La Iglesia que siempre amó
El Papa Ratzinger nunca ha ocultado su devoción hacia Gian Battista Montini, el hombre llamado por la Providencia a conducir a buen puerto la nave del Concilio, y cuántos sufrimientos comportó para él esa dura travesía y su eco posterior. El cardenal senegalés Thiandoum reveló que uno de esos días encontró llorando a Pablo VI, pero explica que no lloraba como Pedro, por haber traicionado a Cristo, sino por el dolor que le acarreaba ser fiel a su Señor en aquella coyuntura. En efecto, unos lo atacaron con saña como peligroso modernizador, otros le echaron en cara una supuesta debilidad de carácter, y otros (algunos de sus amigos antiguos) le acusaron de traicionar el impulso renovador y de someterse a los conservadores. Pero en medio de la tempestad Montini se ató físicamente al timón de la barca de la Iglesia y mantuvo el rumbo, fiel a la gran Tradición de los apóstoles y de los Padres, garante como Pedro de la fe ininterrumpida de los sencillos.
El domingo en Brescia, el Papa teólogo a quien Montini descubrió temprano y condujo providencialmente a la sede de Munich con apenas cincuenta años, pronunció el más bello recuerdo a su mentor. Recordó su amor puro, apasionado y sencillo, casi de niño, a la Iglesia por la que siempre vivió y en cuyo corazón supo ver y entrar como pocos.
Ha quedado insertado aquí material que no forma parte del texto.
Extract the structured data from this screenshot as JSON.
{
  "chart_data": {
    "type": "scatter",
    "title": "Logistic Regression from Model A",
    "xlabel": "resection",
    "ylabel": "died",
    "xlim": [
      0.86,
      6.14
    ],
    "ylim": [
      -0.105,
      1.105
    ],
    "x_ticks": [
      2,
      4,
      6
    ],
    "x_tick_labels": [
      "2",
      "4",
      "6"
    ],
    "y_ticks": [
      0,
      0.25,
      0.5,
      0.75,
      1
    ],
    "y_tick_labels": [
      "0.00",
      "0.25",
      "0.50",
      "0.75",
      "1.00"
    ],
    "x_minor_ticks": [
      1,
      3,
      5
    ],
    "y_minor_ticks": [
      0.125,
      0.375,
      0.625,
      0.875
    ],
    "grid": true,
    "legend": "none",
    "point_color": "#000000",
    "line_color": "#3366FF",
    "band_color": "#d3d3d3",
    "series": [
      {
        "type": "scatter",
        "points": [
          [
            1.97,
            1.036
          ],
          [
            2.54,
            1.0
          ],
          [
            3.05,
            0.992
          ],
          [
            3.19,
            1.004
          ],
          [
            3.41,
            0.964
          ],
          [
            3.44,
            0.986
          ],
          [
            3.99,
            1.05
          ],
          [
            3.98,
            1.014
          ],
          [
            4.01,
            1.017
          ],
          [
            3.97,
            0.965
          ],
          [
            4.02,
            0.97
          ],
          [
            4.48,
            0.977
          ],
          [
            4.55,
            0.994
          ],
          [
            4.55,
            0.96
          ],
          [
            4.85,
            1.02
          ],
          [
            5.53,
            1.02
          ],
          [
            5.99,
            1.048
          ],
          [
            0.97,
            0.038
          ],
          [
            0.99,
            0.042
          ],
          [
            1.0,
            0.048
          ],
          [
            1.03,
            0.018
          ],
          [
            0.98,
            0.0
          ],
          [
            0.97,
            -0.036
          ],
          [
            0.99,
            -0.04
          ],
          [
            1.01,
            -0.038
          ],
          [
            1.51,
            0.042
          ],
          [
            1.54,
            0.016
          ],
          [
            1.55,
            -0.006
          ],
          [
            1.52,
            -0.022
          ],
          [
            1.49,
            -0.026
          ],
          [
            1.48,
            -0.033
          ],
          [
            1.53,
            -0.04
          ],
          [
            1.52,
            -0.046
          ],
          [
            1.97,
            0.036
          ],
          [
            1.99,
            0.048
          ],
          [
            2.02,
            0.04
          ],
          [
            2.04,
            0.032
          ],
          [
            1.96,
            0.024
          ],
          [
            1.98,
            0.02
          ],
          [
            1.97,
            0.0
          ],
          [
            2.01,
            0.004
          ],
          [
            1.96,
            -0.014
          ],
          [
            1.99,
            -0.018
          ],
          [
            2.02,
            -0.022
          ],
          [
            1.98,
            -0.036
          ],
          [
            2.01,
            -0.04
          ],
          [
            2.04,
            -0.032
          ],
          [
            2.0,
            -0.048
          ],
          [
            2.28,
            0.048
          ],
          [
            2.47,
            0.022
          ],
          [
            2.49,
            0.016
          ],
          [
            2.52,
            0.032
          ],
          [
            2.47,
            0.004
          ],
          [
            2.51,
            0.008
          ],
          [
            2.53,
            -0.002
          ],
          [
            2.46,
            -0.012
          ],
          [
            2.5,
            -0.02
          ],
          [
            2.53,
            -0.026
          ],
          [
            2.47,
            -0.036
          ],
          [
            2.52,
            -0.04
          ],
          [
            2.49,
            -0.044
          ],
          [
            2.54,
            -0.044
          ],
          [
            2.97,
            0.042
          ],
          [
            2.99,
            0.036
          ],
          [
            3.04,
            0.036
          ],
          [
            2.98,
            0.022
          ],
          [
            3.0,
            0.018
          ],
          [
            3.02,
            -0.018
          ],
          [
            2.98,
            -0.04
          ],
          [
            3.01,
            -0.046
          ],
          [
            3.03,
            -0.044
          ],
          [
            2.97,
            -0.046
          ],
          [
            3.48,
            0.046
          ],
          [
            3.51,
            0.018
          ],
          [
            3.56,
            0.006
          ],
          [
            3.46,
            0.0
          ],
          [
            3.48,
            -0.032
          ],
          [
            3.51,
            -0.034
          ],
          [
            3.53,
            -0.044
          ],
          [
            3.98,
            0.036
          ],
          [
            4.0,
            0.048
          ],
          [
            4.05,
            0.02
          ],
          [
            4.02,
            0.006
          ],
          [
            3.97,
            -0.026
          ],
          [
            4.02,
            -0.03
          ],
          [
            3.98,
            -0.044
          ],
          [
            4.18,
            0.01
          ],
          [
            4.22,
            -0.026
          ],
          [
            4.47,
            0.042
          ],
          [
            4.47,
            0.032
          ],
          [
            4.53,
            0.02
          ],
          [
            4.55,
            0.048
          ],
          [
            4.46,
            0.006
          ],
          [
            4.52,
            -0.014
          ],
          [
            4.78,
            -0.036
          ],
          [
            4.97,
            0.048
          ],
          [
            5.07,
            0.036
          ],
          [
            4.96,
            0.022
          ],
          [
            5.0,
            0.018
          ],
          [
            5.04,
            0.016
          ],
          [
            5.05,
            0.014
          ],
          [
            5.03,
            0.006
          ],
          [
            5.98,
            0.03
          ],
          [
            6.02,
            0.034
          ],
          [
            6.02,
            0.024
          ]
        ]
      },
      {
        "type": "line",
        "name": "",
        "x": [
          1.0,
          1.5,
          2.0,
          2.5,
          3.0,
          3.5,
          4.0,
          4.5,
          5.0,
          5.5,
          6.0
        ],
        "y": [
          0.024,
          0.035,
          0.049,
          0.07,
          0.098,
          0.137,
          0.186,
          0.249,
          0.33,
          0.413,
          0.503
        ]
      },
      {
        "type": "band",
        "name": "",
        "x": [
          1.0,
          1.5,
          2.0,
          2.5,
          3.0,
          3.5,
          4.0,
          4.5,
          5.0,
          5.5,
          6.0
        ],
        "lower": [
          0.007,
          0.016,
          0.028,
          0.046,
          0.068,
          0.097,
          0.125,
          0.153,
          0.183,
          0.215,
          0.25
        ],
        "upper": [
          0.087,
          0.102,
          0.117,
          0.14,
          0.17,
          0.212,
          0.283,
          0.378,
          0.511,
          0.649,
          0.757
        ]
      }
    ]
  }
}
Una Iglesia que él quería "comprender totalmente, en su historia, en su designio divino, en su destino final, en su composición compleja, total y unitaria, en su humana e imperfecta consistencia, en sus desgracias y sufrimientos, en las debilidades y las miserias de tantos de sus hijos, en sus aspectos menos simpáticos, y en el esfuerzo perenne de fidelidad, de amor, de perfección y de caridad".
Una Iglesia que Pablo VI quería consciente de su naturaleza y misión, sabedora de las necesidades de los hombres, pobre y libre para caminar confiada sólo en el poder de Cristo. "Así debe ser la comunidad eclesial -subrayó con toda su autoridad el Papa Benedicto- para poder hablar a la humanidad contemporánea". El discurso brotaba terso y contenido, con una nota de no disimulada emoción. Y cuando vemos los dimes y diretes en que a veces se desangra el cuerpo eclesial, la pobreza gallinácea de algunos de sus miembros, las ironías rastreras, las clasificaciones simplonas, la almoneda de su más rica tradición… entonces nos queda inclinar la cabeza y dar gracias por el inmenso don de estos pontífices (Montini, Wojtyla, Ratzinger) que el Espíritu nos ha regalado para guiar la barca de la Iglesia a caballo de los siglos XX y XXI. Ciertamente, el Señor no abandona a su pueblo en medio de la tormenta.
En las horas amargas del postconcilio muchos pedían a Pablo VI gestos clamorosos, intervenciones enérgicas y decisivas, pero él consideraba que "tenía que seguir únicamente la línea de la confianza en Jesucristo, a quien le preocupa más su Iglesia que a ningún otro… Él calmará la tempestad… No se trata de una espera estéril o inerte, sino más bien de una espera vigilante en la oración". Me parece entender por qué Benedicto XVI ha elegido precisamente este pasaje cuando finaliza ya este intenso 2009.